Une réduction importante suivie d’une reprise rapide du hashrate indiquerait que les opérateurs efficaces disposaient de machines en attente de meilleures conditions économiques, permettant aux flottes les plus solides de redémarrer tandis que les opérateurs les plus faibles restaient en difficulté et préparant le réseau pour un autre ajustement à la hausse au cours de l’époque suivante.
Une réduction importante suivie d’un hashrate toujours faible indiquerait des retraits de flotte plus permanents, une consolidation continue et une migration accélérée de l’infrastructure électrique vers des charges de travail en dehors de Bitcoin.

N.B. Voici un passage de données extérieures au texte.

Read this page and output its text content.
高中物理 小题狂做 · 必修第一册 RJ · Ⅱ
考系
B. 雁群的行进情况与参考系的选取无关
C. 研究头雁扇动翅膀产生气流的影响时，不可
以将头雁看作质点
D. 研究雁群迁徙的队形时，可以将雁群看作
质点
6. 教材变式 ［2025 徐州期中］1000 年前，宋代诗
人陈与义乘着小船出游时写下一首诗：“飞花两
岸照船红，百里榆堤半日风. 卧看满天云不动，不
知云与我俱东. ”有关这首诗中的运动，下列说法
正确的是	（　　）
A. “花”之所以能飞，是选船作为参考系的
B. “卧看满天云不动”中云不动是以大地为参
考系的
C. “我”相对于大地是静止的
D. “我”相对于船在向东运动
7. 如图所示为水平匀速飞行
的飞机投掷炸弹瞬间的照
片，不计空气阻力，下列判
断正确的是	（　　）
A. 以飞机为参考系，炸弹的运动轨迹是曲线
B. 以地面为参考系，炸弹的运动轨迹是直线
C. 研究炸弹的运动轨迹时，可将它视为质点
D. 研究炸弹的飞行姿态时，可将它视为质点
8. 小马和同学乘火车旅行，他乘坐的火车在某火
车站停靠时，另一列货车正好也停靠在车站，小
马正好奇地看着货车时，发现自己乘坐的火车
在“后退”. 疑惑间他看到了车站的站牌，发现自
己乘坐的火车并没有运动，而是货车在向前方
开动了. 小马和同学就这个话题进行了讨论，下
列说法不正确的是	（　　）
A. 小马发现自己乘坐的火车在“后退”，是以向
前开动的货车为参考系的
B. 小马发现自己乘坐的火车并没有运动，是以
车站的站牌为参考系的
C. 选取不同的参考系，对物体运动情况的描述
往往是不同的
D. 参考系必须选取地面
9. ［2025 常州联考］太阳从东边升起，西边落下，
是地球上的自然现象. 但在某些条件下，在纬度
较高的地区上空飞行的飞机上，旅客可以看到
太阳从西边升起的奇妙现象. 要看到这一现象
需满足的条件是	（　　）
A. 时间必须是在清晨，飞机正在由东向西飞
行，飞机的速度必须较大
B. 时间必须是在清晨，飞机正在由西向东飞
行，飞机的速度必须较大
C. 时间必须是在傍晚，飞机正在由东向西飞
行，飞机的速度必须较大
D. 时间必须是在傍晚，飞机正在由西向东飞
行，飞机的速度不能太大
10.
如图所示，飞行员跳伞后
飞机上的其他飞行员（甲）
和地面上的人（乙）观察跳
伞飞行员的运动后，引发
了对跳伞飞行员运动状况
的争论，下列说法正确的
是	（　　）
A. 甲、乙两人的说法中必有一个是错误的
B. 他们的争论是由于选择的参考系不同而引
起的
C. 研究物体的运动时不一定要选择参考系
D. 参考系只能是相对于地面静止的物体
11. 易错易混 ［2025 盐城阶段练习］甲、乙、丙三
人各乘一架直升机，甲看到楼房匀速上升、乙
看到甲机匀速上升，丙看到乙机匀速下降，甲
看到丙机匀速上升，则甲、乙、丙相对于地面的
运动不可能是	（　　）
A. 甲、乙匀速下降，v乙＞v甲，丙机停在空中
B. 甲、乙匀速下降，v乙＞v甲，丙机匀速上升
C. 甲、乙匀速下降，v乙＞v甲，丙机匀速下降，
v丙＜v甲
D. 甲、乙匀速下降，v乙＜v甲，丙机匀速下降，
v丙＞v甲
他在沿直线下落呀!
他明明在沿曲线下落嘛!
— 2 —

Les signaux les plus utiles seront donc le prix de hachage après l’ajustement, les mises à jour de la production des mineurs publics, les transferts du mineur vers l’échange, les changements dans la part du pool minier et la direction estimée de l’époque suivante, plutôt que la seule correction du temps de bloc.
Le mécanisme de difficulté de Bitcoin continuera à faire ce pour quoi il a été conçu, en rétablissant la production de blocs vers son objectif de dix minutes et en augmentant les récompenses attendues disponibles pour les machines qui restent en ligne.
Mais il ne peut pas déterminer si ces machines appartiennent à une industrie minière vaste et financièrement saine ou à un groupe de plus en plus restreint d’opérateurs efficaces consolidant leur part de réseau tandis que les concurrents vendent du Bitcoin, mettent leurs équipements hors service et redirigent leur électricité vers l’IA.